Describing the availability and affordability of low-cost and locally-produced tobacco products as a "formidable challenge in India", WHO noted that "taxes are low for the forms of tobacco that are most commonly used".

"There is a need to develop a comprehensive tax policy for all tobacco products so that they are taxed at similar rates taking into account both price elasticity and income elasticity of demand, as well as inflation and changes in household income," the UN agency said.

According to WHO, nearly a million deaths occur every year in India due to tobacco-related diseases with the total economic costs attributable to tobacco use (in 2011 for people aged 35-69 years) amounting to a staggering Rs 1,04,500 crore -- impacting not only the human but also the fiscal health of the country.

India is a leading tobacco-producing country and has the provision of economically viable alternative vocations for those involved in tobacco cultivation and bidi production, WHO further stated.
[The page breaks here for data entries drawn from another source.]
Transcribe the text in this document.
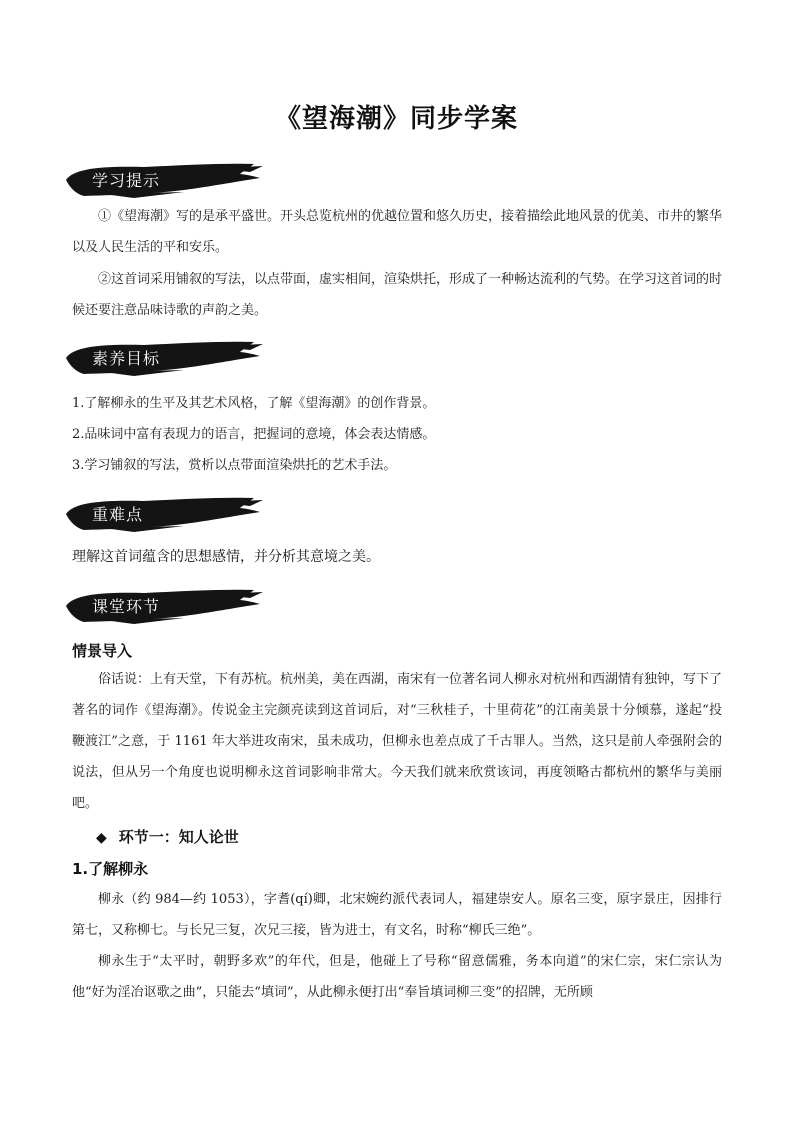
《望海潮》同步学案
学习提示
①《望海潮》写的是承平盛世。开头总览杭州的优越位置和悠久历史，接着描绘此地风景的优美、市井的繁华以及人民生活的平和安乐。
②这首词采用铺叙的写法，以点带面，虚实相间，渲染烘托，形成了一种畅达流利的气势。在学习这首词的时候还要注意品味诗歌的声韵之美。
素养目标
1.了解柳永的生平及其艺术风格，了解《望海潮》的创作背景。
2.品味词中富有表现力的语言，把握词的意境，体会表达情感。
3.学习铺叙的写法，赏析以点带面渲染烘托的艺术手法。
重难点
理解这首词蕴含的思想感情，并分析其意境之美。
课堂环节
情景导入
俗话说：上有天堂，下有苏杭。杭州美，美在西湖，南宋有一位著名词人柳永对杭州和西湖情有独钟，写下了著名的词作《望海潮》。传说金主完颜亮读到这首词后，对“三秋桂子，十里荷花”的江南美景十分倾慕，遂起“投鞭渡江”之意，于 1161 年大举进攻南宋，虽未成功，但柳永也差点成了千古罪人。当然，这只是前人牵强附会的说法，但从另一个角度也说明柳永这首词影响非常大。今天我们就来欣赏该词，再度领略古都杭州的繁华与美丽吧。
◆ 环节一：知人论世
1.了解柳永
柳永（约 984—约 1053），字耆(qí)卿，北宋婉约派代表词人，福建崇安人。原名三变，原字景庄，因排行第七，又称柳七。与长兄三复，次兄三接，皆为进士，有文名，时称“柳氏三绝”。
柳永生于“太平时，朝野多欢”的年代，但是，他碰上了号称“留意儒雅，务本向道”的宋仁宗，宋仁宗认为他“好为淫冶讴歌之曲”，只能去“填词”，从此柳永便打出“奉旨填词柳三变”的招牌，无所顾
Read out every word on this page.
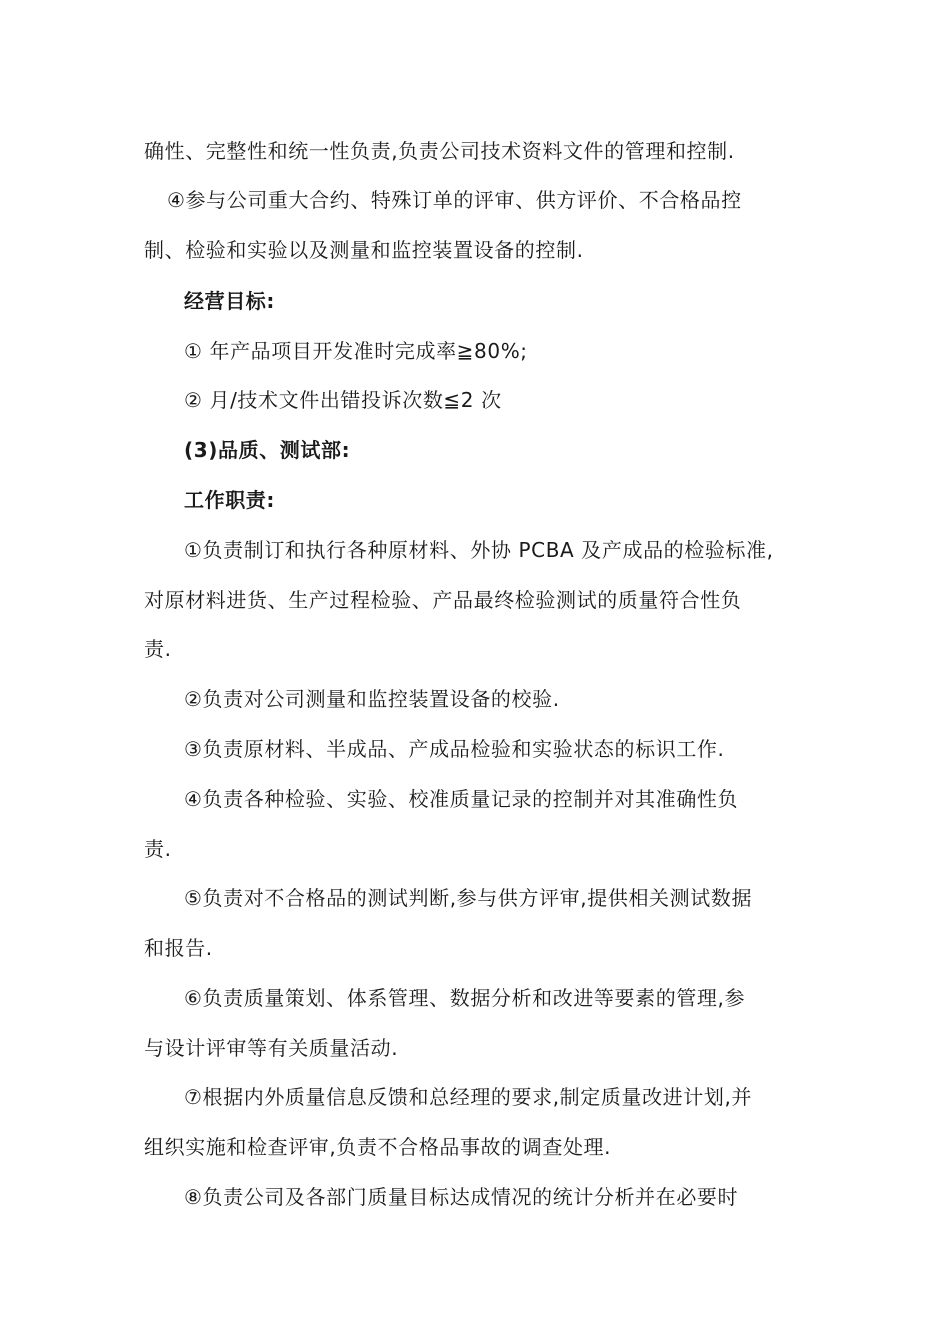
确性、完整性和统一性负责,负责公司技术资料文件的管理和控制.
④参与公司重大合约、特殊订单的评审、供方评价、不合格品控
制、检验和实验以及测量和监控装置设备的控制.
经营目标:
① 年产品项目开发准时完成率≧80%;
② 月/技术文件出错投诉次数≦2 次
(3)品质、测试部:
工作职责:
①负责制订和执行各种原材料、外协 PCBA 及产成品的检验标准,
对原材料进货、生产过程检验、产品最终检验测试的质量符合性负
责.
②负责对公司测量和监控装置设备的校验.
③负责原材料、半成品、产成品检验和实验状态的标识工作.
④负责各种检验、实验、校准质量记录的控制并对其准确性负
责.
⑤负责对不合格品的测试判断,参与供方评审,提供相关测试数据
和报告.
⑥负责质量策划、体系管理、数据分析和改进等要素的管理,参
与设计评审等有关质量活动.
⑦根据内外质量信息反馈和总经理的要求,制定质量改进计划,并
组织实施和检查评审,负责不合格品事故的调查处理.
⑧负责公司及各部门质量目标达成情况的统计分析并在必要时
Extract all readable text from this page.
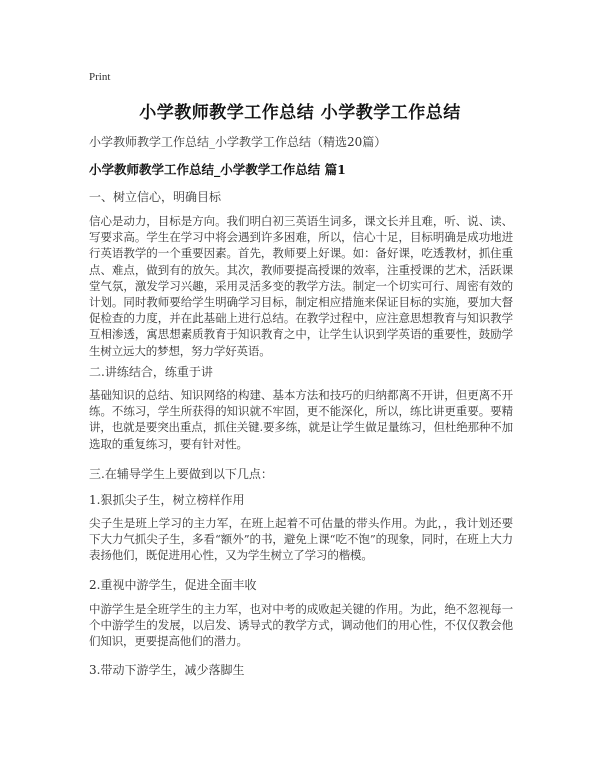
Print
小学教师教学工作总结 小学教学工作总结
小学教师教学工作总结_小学教学工作总结（精选20篇）
小学教师教学工作总结_小学教学工作总结 篇1
一、树立信心，明确目标

信心是动力，目标是方向。我们明白初三英语生词多，课文长并且难，听、说、读、写要求高。学生在学习中将会遇到许多困难，所以，信心十足，目标明确是成功地进行英语教学的一个重要因素。首先，教师要上好课。如：备好课，吃透教材，抓住重点、难点，做到有的放矢。其次，教师要提高授课的效率，注重授课的艺术，活跃课堂气氛，激发学习兴趣，采用灵活多变的教学方法。制定一个切实可行、周密有效的计划。同时教师要给学生明确学习目标，制定相应措施来保证目标的实施，要加大督促检查的力度，并在此基础上进行总结。在教学过程中，应注意思想教育与知识教学互相渗透，寓思想素质教育于知识教育之中，让学生认识到学英语的重要性，鼓励学生树立远大的梦想，努力学好英语。

二.讲练结合，练重于讲

基础知识的总结、知识网络的构建、基本方法和技巧的归纳都离不开讲，但更离不开练。不练习，学生所获得的知识就不牢固，更不能深化，所以，练比讲更重要。要精讲，也就是要突出重点，抓住关键.要多练，就是让学生做足量练习，但杜绝那种不加选取的重复练习，要有针对性。

三.在辅导学生上要做到以下几点：
1.狠抓尖子生，树立榜样作用

尖子生是班上学习的主力军，在班上起着不可估量的带头作用。为此，，我计划还要下大力气抓尖子生，多看“额外”的书，避免上课“吃不饱”的现象，同时，在班上大力表扬他们，既促进用心性，又为学生树立了学习的楷模。

2.重视中游学生，促进全面丰收

中游学生是全班学生的主力军，也对中考的成败起关键的作用。为此，绝不忽视每一个中游学生的发展，以启发、诱导式的教学方式，调动他们的用心性，不仅仅教会他们知识，更要提高他们的潜力。

3.带动下游学生，减少落脚生
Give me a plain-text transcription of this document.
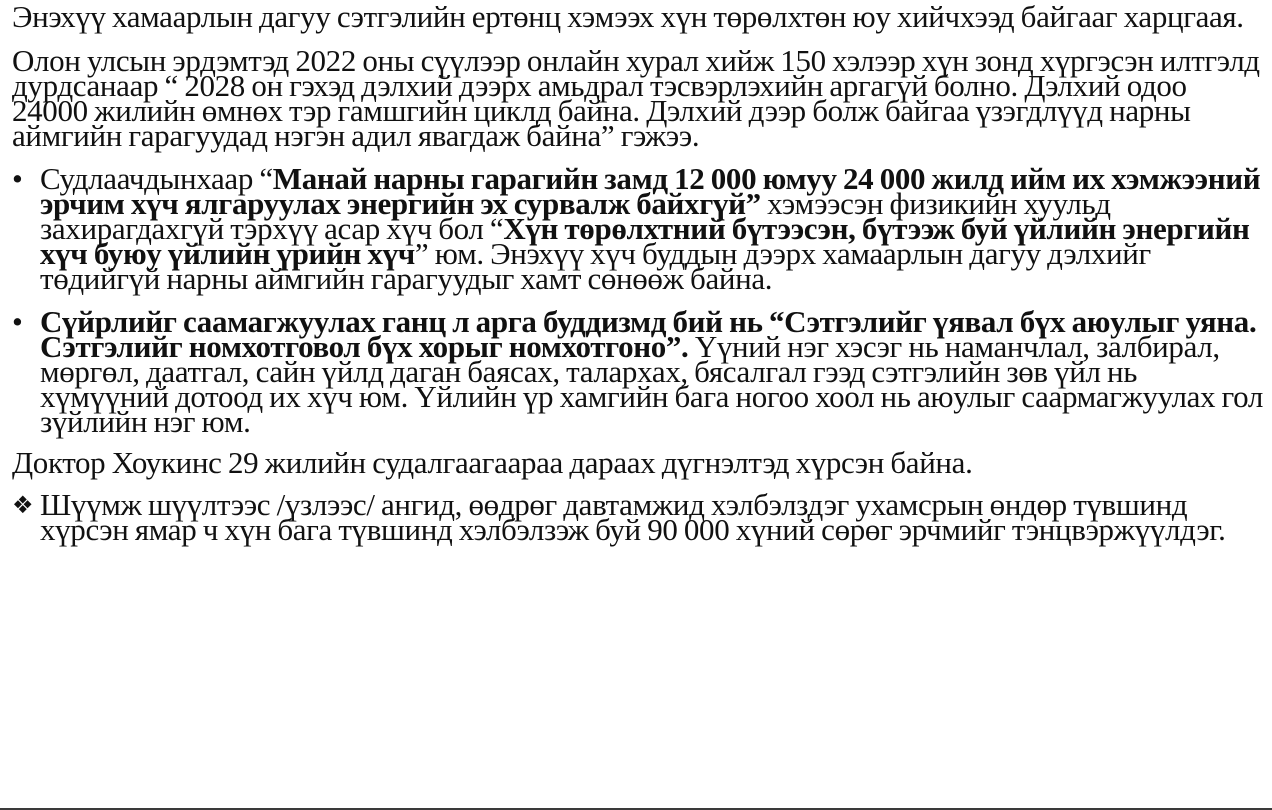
Энэхүү хамаарлын дагуу сэтгэлийн ертөнц хэмээх хүн төрөлхтөн юу хийчхээд байгааг харцгаая.

Олон улсын эрдэмтэд 2022 оны сүүлээр онлайн хурал хийж 150 хэлээр хүн зонд хүргэсэн илтгэлд дурдсанаар “ 2028 он гэхэд дэлхий дээрх амьдрал тэсвэрлэхийн аргагүй болно. Дэлхий одоо 24000 жилийн өмнөх тэр гамшгийн циклд байна. Дэлхий дээр болж байгаа үзэгдлүүд нарны аймгийн гарагуудад нэгэн адил явагдаж байна” гэжээ.

• Судлаачдынхаар “Манай нарны гарагийн замд 12 000 юмуу 24 000 жилд ийм их хэмжээний эрчим хүч ялгаруулах энергийн эх сурвалж байхгүй” хэмээсэн физикийн хуульд захирагдахгүй тэрхүү асар хүч бол “Хүн төрөлхтний бүтээсэн, бүтээж буй үйлийн энергийн хүч буюу үйлийн үрийн хүч” юм. Энэхүү хүч буддын дээрх хамаарлын дагуу дэлхийг төдийгүй нарны аймгийн гарагуудыг хамт сөнөөж байна.
• Сүйрлийг саамагжуулах ганц л арга буддизмд бий нь “Сэтгэлийг үявал бүх аюулыг уяна. Сэтгэлийг номхотговол бүх хорыг номхотгоно”. Үүний нэг хэсэг нь наманчлал, залбирал, мөргөл, даатгал, сайн үйлд даган баясах, талархах, бясалгал гээд сэтгэлийн зөв үйл нь хүмүүний дотоод их хүч юм. Үйлийн үр хамгийн бага ногоо хоол нь аюулыг саармагжуулах гол зүйлийн нэг юм.

Доктор Хоукинс 29 жилийн судалгаагаараа дараах дүгнэлтэд хүрсэн байна.

❖ Шүүмж шүүлтээс /үзлээс/ ангид, өөдрөг давтамжид хэлбэлздэг ухамсрын өндөр түвшинд хүрсэн ямар ч хүн бага түвшинд хэлбэлзэж буй 90 000 хүний сөрөг эрчмийг тэнцвэржүүлдэг.
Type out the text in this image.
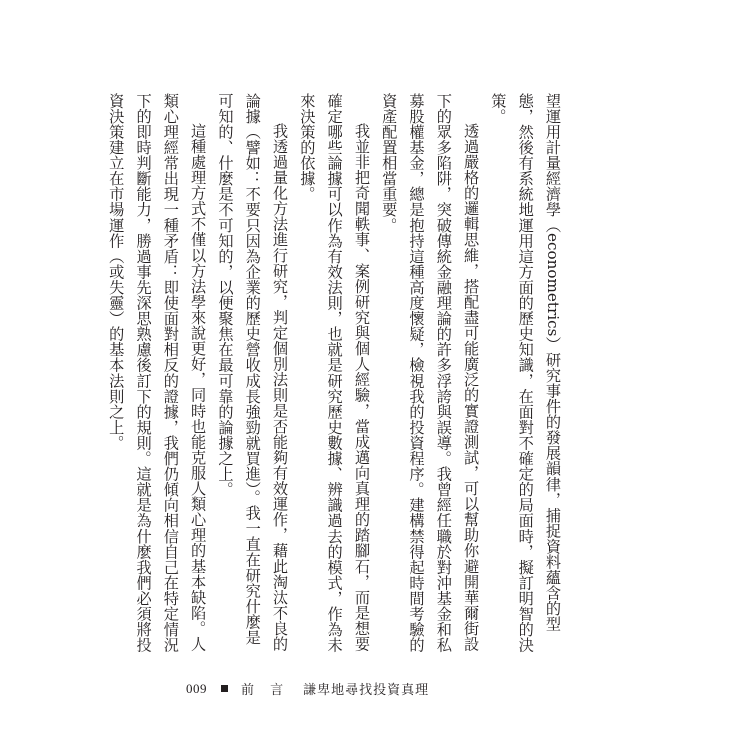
望運用計量經濟學（econometrics）研究事件的發展韻律，捕捉資料蘊含的型態，然後有系統地運用這方面的歷史知識，在面對不確定的局面時，擬訂明智的決策。

透過嚴格的邏輯思維，搭配盡可能廣泛的實證測試，可以幫助你避開華爾街設下的眾多陷阱，突破傳統金融理論的許多浮誇與誤導。我曾經任職於對沖基金和私募股權基金，總是抱持這種高度懷疑，檢視我的投資程序。建構禁得起時間考驗的資產配置相當重要。

我並非把奇聞軼事、案例研究與個人經驗，當成邁向真理的踏腳石，而是想要確定哪些論據可以作為有效法則，也就是研究歷史數據、辨識過去的模式，作為未來決策的依據。

我透過量化方法進行研究，判定個別法則是否能夠有效運作，藉此淘汰不良的論據（譬如：不要只因為企業的歷史營收成長強勁就買進）。我一直在研究什麼是可知的、什麼是不可知的，以便聚焦在最可靠的論據之上。

這種處理方式不僅以方法學來說更好，同時也能克服人類心理的基本缺陷。人類心理經常出現一種矛盾：即使面對相反的證據，我們仍傾向相信自己在特定情況下的即時判斷能力，勝過事先深思熟慮後訂下的規則。這就是為什麼我們必須將投資決策建立在市場運作（或失靈）的基本法則之上。

009	前 言 謙卑地尋找投資真理
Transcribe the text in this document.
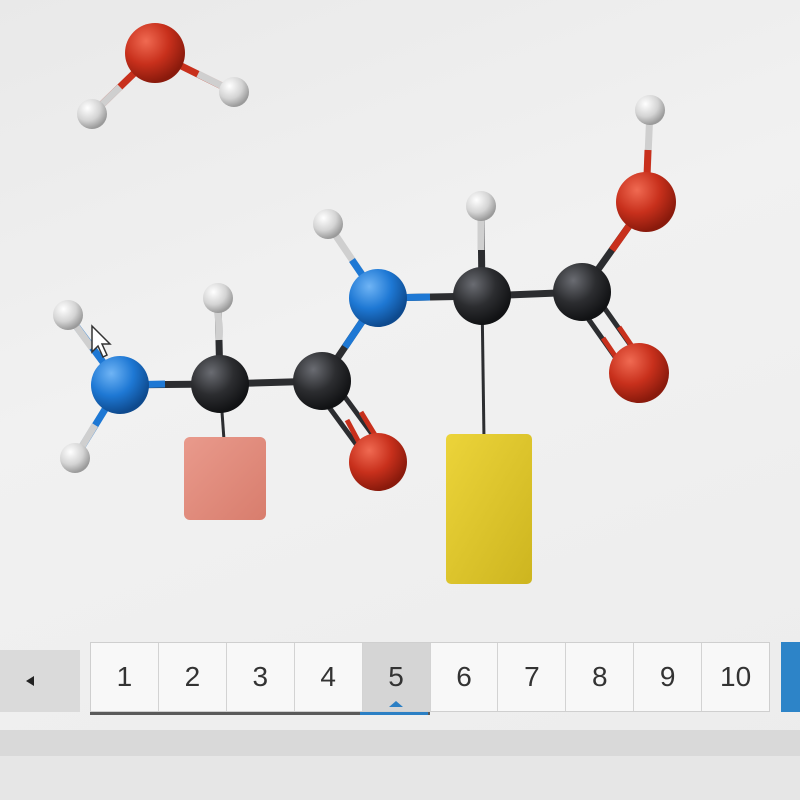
1	2	3	4	5	6	7	8	9	10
"Early ratification of the 'Protocol to Eliminate Illicit Trade in Tobacco Products' will provide the country with a strong tool to tackle illicit trade in tobacco products," it said.

Besides, to protect health policies from commercial and other vested interests of tobacco industry, India urgently needs to implement Article 5.3 of the WHO Framework Convention on Tobacco Control (FCTC), including Code of Conduct.     

It should be mentioned that the Ministry of Health and Family Welfare (MoHFW) constituted an Expert Committee to review and suggest amendments to the Cigarettes and Other Tobacco Products (Prohibition of Advertisement and Regulation of Trade and Commerce, Production, Supply and Distribution) Act (COTPA), 2003, to further its commitment to tobacco control.